See About Data Flows to learn more about creating and editing visual data flows, adding components, mapping columns, validating, and executing data flows.
-
Workflows: Orchestrate multiple data flows, data loads, variables, and workflows in a defined sequence.
See Introduction to Workflows for information about creating and running workflows that sequence data flows, data loads, variables, and other workflow steps.
-
Schedules: Schedule data flows or workflows for later or recurring execution.
See Schedule Data Flows or Workflows to learn how to schedule transformation work for timed execution.
-
Jobs and monitoring: Track running and completed executions, review job details, rerun jobs, delete jobs, and inspect error details.

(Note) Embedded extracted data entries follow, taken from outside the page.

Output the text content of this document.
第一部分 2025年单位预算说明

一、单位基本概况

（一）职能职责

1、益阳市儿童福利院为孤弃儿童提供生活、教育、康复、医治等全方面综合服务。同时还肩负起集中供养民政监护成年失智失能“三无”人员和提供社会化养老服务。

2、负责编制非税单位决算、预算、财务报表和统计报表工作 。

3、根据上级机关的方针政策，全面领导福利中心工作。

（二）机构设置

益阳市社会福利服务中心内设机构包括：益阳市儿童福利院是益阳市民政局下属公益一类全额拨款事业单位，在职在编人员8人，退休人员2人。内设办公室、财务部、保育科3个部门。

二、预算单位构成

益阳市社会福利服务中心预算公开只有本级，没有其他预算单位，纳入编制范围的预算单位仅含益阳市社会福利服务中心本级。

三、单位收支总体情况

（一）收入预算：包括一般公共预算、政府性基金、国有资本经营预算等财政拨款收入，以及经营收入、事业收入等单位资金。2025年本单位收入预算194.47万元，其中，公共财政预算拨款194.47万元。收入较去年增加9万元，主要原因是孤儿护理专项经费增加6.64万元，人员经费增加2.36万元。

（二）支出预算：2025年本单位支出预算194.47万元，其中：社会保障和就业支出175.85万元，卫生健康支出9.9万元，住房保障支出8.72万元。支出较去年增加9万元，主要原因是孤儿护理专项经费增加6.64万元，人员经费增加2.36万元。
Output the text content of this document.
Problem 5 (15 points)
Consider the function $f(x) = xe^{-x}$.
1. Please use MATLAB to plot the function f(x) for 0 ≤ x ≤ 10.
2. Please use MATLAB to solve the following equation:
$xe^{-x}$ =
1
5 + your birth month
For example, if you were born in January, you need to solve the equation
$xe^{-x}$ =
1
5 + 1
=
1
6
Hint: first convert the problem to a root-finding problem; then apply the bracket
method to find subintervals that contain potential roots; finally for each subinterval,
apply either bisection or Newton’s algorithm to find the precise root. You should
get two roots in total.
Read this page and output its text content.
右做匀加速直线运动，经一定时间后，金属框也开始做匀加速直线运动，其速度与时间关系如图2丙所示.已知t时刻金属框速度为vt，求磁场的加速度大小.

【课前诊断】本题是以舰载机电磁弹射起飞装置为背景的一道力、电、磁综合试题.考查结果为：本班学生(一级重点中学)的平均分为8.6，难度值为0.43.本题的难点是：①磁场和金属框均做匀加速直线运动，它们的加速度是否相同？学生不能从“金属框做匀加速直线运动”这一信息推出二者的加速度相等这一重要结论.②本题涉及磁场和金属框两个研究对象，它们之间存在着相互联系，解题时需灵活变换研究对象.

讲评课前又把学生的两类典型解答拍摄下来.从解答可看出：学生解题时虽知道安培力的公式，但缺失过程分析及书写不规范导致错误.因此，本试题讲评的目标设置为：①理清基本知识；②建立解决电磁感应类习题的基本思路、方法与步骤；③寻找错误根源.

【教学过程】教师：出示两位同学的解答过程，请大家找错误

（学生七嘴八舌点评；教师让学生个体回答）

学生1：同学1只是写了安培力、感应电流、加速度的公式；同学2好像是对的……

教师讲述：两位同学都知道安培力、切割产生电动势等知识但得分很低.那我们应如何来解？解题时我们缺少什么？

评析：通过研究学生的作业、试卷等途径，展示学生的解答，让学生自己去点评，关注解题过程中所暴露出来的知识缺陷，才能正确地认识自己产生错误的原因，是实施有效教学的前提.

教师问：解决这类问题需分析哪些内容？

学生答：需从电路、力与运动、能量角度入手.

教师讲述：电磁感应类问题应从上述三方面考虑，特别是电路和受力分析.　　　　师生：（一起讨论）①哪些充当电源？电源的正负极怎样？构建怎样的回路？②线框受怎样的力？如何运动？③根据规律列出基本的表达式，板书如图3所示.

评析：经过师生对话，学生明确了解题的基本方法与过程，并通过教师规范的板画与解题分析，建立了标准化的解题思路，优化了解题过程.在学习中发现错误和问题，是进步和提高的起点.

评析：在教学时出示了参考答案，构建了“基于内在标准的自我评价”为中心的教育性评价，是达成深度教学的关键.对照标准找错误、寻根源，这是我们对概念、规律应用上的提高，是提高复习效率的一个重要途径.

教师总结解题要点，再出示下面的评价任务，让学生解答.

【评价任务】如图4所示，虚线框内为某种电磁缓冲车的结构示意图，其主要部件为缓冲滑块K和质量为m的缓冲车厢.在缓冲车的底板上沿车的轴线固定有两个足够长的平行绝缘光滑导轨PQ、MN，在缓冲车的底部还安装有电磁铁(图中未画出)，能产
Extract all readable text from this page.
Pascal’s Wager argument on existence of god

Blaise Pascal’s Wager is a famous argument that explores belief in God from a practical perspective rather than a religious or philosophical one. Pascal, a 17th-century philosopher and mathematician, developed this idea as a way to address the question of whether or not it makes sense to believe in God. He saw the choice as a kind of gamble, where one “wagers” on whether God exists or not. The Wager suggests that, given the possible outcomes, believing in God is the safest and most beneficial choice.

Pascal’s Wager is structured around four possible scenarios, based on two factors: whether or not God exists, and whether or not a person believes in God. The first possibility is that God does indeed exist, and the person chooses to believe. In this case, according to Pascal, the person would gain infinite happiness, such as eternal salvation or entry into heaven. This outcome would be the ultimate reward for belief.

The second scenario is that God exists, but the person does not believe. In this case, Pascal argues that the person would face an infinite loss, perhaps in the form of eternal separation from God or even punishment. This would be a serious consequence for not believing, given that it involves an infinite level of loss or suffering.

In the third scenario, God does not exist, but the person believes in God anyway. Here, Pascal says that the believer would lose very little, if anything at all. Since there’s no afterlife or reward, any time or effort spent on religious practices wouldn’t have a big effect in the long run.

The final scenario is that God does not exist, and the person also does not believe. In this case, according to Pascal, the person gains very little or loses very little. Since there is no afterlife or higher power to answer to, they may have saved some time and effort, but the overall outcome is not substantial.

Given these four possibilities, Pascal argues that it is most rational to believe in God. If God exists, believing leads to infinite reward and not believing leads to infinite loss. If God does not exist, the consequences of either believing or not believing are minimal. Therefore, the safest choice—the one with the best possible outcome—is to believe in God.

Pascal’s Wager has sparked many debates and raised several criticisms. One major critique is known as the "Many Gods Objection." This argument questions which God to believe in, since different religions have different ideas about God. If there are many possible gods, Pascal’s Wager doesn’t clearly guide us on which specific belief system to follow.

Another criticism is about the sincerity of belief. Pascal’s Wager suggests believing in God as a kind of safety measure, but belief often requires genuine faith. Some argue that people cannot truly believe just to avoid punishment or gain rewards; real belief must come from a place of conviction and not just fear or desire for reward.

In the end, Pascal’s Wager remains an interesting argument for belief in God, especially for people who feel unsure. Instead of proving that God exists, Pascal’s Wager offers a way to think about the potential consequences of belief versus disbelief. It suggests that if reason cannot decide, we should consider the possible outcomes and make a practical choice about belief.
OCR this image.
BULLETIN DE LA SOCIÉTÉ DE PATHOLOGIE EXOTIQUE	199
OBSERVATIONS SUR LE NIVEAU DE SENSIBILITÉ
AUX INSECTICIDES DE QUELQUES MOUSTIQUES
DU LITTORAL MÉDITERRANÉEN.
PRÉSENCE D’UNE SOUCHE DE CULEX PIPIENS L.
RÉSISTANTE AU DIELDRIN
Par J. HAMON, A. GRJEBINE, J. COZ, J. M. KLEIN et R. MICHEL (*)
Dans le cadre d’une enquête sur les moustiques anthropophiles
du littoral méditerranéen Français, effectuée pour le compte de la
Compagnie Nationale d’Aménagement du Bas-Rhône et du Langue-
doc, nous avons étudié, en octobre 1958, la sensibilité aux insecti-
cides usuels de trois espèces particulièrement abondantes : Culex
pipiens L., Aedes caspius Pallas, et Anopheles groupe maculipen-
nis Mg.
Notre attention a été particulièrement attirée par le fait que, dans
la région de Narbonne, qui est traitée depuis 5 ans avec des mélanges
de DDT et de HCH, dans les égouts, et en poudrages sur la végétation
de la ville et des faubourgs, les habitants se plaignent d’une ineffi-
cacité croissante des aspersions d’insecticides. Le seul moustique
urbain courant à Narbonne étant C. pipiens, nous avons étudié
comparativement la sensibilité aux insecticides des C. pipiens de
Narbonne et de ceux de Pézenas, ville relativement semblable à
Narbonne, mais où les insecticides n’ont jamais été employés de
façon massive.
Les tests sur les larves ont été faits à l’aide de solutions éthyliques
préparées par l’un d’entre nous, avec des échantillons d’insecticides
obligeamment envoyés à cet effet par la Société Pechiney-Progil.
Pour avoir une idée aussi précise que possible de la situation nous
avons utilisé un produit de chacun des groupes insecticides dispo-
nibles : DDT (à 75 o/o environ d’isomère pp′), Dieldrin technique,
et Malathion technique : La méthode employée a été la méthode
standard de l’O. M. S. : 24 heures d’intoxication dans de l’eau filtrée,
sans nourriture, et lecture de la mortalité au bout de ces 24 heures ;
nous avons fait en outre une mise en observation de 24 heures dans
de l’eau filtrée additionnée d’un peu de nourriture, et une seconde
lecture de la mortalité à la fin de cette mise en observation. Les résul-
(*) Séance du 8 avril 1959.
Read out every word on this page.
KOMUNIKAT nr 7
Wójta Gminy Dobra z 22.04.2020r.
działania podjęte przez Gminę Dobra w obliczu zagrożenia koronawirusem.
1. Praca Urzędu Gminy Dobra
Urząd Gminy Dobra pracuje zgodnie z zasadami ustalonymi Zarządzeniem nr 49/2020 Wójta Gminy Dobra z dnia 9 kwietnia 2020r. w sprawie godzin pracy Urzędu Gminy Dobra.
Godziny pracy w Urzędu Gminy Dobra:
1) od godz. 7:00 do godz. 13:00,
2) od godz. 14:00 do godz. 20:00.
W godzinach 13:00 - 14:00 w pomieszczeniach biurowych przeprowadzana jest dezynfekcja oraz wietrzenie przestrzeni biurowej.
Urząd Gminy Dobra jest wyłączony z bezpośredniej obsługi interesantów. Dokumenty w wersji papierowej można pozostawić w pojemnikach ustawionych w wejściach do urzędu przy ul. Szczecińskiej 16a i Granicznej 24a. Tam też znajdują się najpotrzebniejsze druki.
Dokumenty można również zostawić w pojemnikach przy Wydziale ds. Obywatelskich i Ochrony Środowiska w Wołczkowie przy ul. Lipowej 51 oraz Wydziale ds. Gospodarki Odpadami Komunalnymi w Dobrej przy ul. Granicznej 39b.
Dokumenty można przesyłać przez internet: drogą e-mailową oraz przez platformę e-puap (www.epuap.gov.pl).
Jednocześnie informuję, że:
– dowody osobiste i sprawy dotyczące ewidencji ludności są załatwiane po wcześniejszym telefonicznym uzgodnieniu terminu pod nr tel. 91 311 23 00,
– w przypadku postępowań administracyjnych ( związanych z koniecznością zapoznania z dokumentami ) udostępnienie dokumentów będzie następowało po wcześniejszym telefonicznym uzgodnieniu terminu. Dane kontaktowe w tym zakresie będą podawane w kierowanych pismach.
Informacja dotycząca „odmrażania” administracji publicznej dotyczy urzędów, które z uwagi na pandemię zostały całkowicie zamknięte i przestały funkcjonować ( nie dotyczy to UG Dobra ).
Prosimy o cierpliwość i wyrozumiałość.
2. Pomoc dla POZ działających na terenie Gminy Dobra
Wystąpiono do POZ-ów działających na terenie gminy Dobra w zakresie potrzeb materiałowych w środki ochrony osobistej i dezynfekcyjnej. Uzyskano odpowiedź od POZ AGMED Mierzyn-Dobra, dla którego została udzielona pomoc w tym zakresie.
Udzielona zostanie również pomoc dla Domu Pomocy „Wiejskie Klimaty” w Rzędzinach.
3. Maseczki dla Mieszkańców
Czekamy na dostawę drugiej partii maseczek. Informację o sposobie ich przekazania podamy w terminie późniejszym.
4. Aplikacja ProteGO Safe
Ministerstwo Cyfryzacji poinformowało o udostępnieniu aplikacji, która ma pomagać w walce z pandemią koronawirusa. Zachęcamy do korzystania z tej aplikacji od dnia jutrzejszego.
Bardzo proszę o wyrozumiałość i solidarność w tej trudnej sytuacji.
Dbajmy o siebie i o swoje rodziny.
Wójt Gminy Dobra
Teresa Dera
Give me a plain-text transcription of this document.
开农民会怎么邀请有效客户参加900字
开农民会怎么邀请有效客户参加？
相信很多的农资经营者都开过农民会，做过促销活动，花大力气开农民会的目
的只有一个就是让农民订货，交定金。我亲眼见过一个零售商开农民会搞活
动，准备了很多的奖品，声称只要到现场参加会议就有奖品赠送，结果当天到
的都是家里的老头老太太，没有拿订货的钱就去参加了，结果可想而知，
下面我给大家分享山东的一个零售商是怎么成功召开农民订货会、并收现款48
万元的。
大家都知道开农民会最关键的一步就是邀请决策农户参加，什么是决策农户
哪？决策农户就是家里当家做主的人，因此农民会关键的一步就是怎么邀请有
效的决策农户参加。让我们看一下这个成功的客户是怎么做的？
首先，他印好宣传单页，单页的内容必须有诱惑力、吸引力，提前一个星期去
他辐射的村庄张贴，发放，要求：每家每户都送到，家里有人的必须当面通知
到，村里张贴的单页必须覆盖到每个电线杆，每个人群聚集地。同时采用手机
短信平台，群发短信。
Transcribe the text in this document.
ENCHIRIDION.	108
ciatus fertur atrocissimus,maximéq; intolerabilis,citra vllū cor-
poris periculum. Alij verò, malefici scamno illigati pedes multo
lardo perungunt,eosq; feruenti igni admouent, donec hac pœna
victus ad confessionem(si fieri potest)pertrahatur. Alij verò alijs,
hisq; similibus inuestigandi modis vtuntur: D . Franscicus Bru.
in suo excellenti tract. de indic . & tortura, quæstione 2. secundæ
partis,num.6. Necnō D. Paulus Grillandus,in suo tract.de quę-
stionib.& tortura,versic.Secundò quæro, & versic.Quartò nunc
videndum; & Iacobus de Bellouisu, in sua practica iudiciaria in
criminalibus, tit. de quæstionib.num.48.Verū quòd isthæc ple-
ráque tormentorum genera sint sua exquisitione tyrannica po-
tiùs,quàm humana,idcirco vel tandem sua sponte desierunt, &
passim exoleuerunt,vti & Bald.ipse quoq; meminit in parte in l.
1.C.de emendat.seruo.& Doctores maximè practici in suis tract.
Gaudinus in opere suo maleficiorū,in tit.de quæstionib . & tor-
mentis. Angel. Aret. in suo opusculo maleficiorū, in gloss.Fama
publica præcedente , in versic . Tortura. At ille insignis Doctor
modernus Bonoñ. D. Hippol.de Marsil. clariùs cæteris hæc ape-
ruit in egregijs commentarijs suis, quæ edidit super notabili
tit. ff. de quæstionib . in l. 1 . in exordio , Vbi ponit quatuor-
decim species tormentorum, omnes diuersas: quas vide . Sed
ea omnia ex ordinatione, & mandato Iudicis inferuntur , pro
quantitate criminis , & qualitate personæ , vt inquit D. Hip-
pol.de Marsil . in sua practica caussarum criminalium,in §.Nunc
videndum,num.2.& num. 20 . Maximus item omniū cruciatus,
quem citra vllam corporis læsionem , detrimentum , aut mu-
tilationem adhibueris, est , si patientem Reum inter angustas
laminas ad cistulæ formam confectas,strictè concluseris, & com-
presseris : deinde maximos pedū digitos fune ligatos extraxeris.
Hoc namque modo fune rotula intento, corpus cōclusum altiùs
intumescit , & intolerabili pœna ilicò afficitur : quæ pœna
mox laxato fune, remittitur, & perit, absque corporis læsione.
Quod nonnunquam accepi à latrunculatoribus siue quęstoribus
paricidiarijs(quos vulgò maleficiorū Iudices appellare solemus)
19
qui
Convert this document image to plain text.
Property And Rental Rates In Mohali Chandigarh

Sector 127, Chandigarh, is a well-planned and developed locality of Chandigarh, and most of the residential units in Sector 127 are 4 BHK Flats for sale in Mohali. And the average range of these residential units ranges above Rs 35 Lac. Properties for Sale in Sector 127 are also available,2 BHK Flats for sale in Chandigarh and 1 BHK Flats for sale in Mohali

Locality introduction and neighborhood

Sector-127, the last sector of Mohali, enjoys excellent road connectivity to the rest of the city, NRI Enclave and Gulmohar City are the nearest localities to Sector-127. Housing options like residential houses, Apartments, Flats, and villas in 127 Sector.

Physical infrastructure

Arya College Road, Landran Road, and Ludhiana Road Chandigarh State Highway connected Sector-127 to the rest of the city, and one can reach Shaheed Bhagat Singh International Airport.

See Monitor Status of Data Loads, Data Flows, and Workflows for guidance with using the status panel and job links to monitor execution.
-
Variables: Store values that can be substituted into data flows and workflows at execution time.
See Create and Use Variables to learn how to create variables and use them in data flows and workflows.
-
Machine Learning models: Create ML model data entities and use ML model steps in data flows.
See Use Machine Learning (ML) Models for guidance with creating ML model data entities and using ML models in data flows.
-
Export and import: Move Data Transforms metadata between environments by exporting and importing objects through Object Storage.
See Export and Import Objects for information about moving Data Transforms objects between environments.